Bezirk nimmt wie erwartet weitere Asylbewerber auf

Charlottenburg-Wilmersdorf. Umzug in der Eschenallee: Die Psychiatrie der Charité verwandelt sich wohl im Februar in ein Flüchtlingsheim. Mit Ungeduld wartet der Bezirk auf Informationen vom Lageso. Und erhofft sich die baldige Auflösung der Turnhallenunterkünfte.

Für jemanden, der den Ernst der Lage nicht kennt, mag es klingen wie ein makabrer Scherz. Aber die Einquartierung von Asylbewerbern im psychiatrischen Klinikum an der Eschenallee ist vielleicht sogar das, was man in Zeiten von Platznot eine ideale Lösungen nennen kann. Denn einerseits wird nach dem Wegzug der Psychiatrie aus Westend Leerstand vermieden. Andererseits suchte das Landesamt für Gesundheit (Lageso) seit Monaten nach großen Gebäuden, die Familien Privatsphäre erlauben. Jetzt wurde man fündig.

Bislang blieben aber viele Fragen offen. Schon mit der Bekanntgabe eines Eröffnungstermins nimmt sich das Lageso Zeit, obwohl die Neunutzung des 9000 Quadratmeter großen Baus wohl kurz bevorsteht. Der Grund: Es laufen noch Verhandlungen darüber, wer die Trägerschaft übernimmt. Sobald diese Frage geklärt ist, soll der Einzug von Flüchtlingen erfolgen. "Hoffentlich erfahren wir es vorher", sagte Sozialstadtrat Carsten Engelmann (CDU) im Sozialausschuss. "Ich warte jeden Tag darauf, dass eine Nachricht kommt, damit wir die Informationsveranstaltung planen können."

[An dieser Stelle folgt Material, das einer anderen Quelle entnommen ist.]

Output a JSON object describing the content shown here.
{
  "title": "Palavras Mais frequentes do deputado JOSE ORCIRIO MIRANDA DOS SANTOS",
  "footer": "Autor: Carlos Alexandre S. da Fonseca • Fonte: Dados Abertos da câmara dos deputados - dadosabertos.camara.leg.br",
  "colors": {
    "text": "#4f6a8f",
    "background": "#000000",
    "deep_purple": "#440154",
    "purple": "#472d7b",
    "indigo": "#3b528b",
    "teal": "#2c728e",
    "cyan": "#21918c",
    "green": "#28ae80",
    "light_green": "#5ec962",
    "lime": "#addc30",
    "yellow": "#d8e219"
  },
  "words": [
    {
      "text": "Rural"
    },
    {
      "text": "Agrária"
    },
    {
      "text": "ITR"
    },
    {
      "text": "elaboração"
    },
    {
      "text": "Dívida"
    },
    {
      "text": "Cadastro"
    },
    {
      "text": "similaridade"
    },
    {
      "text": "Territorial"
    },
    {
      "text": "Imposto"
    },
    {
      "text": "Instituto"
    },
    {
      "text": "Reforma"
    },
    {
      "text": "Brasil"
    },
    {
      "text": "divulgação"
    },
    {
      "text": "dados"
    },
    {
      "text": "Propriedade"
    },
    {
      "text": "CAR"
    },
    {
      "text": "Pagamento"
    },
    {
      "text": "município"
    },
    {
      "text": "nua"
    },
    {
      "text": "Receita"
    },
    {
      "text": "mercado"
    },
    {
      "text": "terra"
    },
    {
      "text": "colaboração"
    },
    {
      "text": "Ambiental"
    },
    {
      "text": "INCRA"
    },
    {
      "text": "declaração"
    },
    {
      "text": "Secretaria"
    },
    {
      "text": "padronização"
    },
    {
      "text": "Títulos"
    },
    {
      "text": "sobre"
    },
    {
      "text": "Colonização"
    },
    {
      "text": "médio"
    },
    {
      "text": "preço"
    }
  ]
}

Mehrfach hatte der Bezirk gebeten, solche Entscheidungen frühzeitig anzusagen. Doch der starke Handlungsdruck beim Lageso führte zuletzt dazu, dass zum Beispiel die Turnhalle der TU Berlin in der Waldschulallee sehr plötzlich beschlagnahmt war. Hier leben derzeit 150 Flüchtlinge in einer ungastlichen Umgebung. Ähnlich stellt sich die Lage in der ebenfalls beschlagnahmten Gretel-Bergmann-Halle in Wilmersdorf dar. Ginge es nach Engelmann und den BVV-Politikern, müsste das Lageso schnellstens humanere Alternativen finden. Doch Abhilfe bringt wohl erst der Bau von Containerdörfern in anderen Bezirken. Bemerkenswert findet Engelmann auch den Vorschlag aus Friedrichshain-Kreuzberg: Ferienwohnungen in Anspruch nehmen. Alle Heime der City West haben ihre Kapazität erschöpft - und der Zusatzbedarf in ganz Berlin steht schon fest: 7000 weitere Plätze.